Member of the House of Representatives
- Incumbent
- Assumed office 16 December 2012
- Preceded by: Masaaki Kakinuma
- Constituency: Gunma 3rd

Member of the Gunma Prefectural Assembly
- In office 2007 – 19 November 2012
- Constituency: Ōta City

Personal details
- Born: 29 August 1966 (age 60) Tokyo, Japan
- Party: Liberal Democratic
- Other political affiliations: New Frontier (1996)
- Children: 3
- Parent: Takashi Sasagawa (father);
- Relatives: Ryōichi Sasakawa (grandfather) Yōhei Sasakawa (uncle)
- Alma mater: Meiji University

= Hiroyoshi Sasagawa =

Japanese politician

Hiroyoshi Sasakawa (born 29 August 1966) is a Japanese politician and businessman.

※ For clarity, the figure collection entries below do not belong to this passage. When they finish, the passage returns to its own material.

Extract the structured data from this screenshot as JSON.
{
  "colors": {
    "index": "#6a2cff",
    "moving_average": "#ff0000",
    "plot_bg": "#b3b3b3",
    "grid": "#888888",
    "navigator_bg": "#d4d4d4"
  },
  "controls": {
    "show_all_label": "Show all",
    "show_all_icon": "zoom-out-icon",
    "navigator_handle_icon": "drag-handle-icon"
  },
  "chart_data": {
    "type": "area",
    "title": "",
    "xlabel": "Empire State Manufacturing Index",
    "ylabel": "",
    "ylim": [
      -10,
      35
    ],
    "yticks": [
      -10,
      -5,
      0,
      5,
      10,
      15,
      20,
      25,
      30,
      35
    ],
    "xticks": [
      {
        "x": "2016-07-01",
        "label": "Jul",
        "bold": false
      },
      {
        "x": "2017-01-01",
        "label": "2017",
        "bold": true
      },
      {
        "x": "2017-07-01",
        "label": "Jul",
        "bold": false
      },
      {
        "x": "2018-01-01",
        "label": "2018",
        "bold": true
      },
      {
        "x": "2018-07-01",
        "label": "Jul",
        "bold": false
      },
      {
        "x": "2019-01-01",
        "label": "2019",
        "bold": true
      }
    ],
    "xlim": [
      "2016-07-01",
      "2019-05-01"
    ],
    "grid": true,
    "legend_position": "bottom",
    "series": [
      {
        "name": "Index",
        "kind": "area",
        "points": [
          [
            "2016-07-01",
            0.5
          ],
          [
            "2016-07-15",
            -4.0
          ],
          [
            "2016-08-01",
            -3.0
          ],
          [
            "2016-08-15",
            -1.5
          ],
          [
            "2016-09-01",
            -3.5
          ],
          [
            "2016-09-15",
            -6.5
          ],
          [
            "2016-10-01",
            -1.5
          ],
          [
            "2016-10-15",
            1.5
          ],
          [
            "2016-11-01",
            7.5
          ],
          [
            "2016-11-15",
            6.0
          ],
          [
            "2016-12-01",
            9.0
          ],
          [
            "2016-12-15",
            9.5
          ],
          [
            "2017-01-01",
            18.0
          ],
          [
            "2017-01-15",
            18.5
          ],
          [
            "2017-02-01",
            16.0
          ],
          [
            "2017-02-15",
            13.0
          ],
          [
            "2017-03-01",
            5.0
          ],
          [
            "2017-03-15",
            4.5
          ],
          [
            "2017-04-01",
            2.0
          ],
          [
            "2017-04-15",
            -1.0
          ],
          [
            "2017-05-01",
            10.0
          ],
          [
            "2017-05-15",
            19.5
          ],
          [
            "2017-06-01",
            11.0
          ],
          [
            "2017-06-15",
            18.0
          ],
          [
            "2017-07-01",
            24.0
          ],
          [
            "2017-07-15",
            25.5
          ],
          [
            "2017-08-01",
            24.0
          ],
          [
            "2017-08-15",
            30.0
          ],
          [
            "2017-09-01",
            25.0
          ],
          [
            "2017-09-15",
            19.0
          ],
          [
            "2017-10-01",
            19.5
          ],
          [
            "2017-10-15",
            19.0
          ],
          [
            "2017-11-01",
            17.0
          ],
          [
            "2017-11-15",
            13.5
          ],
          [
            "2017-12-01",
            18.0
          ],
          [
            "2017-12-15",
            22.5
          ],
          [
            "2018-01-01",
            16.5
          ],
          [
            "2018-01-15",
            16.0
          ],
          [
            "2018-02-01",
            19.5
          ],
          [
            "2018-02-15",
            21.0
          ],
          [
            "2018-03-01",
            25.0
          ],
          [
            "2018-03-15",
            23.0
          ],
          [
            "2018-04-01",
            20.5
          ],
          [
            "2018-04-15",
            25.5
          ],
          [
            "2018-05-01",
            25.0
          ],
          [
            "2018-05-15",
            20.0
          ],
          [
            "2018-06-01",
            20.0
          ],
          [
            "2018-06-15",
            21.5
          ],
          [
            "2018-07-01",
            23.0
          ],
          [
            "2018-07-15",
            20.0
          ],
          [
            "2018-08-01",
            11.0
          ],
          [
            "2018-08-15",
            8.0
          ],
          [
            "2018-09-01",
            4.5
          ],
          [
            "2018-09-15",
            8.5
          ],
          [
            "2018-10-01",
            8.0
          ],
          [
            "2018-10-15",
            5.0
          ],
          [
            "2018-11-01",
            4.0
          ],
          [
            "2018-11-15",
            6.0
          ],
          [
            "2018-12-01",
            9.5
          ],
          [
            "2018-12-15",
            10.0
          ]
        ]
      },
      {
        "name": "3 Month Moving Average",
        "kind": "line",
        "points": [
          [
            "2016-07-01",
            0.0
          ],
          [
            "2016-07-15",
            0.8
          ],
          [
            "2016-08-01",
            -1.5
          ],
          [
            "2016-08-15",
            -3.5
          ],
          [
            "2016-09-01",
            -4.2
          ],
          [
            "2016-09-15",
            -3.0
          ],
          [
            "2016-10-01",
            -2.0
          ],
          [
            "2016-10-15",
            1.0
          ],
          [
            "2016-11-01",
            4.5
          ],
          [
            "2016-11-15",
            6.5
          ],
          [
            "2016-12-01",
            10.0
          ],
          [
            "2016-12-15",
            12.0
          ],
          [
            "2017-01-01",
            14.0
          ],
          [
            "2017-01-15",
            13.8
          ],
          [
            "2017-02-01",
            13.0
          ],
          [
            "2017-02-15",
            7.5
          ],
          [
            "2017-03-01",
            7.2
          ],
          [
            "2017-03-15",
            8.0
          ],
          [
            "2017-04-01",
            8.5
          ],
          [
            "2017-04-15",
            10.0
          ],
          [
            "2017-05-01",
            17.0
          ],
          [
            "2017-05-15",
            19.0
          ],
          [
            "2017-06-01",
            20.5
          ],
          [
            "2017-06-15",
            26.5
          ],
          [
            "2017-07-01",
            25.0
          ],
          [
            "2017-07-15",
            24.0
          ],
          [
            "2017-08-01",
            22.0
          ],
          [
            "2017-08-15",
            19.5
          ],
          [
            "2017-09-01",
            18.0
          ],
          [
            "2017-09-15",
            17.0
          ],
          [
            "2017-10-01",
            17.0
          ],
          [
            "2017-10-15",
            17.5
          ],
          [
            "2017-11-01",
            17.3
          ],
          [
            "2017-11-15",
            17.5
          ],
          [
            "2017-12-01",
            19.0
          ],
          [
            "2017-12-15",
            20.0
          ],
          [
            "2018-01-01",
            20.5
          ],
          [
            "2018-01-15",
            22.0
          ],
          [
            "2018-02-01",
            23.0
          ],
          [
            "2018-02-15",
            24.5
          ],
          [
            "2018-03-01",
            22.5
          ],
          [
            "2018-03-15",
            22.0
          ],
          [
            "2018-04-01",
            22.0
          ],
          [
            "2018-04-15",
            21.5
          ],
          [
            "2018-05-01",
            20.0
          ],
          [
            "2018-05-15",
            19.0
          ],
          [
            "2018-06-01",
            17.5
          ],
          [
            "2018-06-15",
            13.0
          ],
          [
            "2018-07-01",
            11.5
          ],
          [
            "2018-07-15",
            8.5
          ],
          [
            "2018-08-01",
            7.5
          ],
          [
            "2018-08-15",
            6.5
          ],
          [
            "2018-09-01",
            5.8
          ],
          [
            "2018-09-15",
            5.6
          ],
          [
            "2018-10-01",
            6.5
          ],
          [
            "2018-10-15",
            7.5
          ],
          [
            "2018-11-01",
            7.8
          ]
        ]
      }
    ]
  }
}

He is the member of the House of Representatives for Gunma 3rd district belonging to the Liberal Democratic Party.

In the 2026 Japanese general election, Sasakawa was reelected for his sixth term by a large margin (96,283 votes against his opponent's 60,204). This represented an improvement from his performance in the 2024 election when he won reelection to his fifth term by only 214 votes.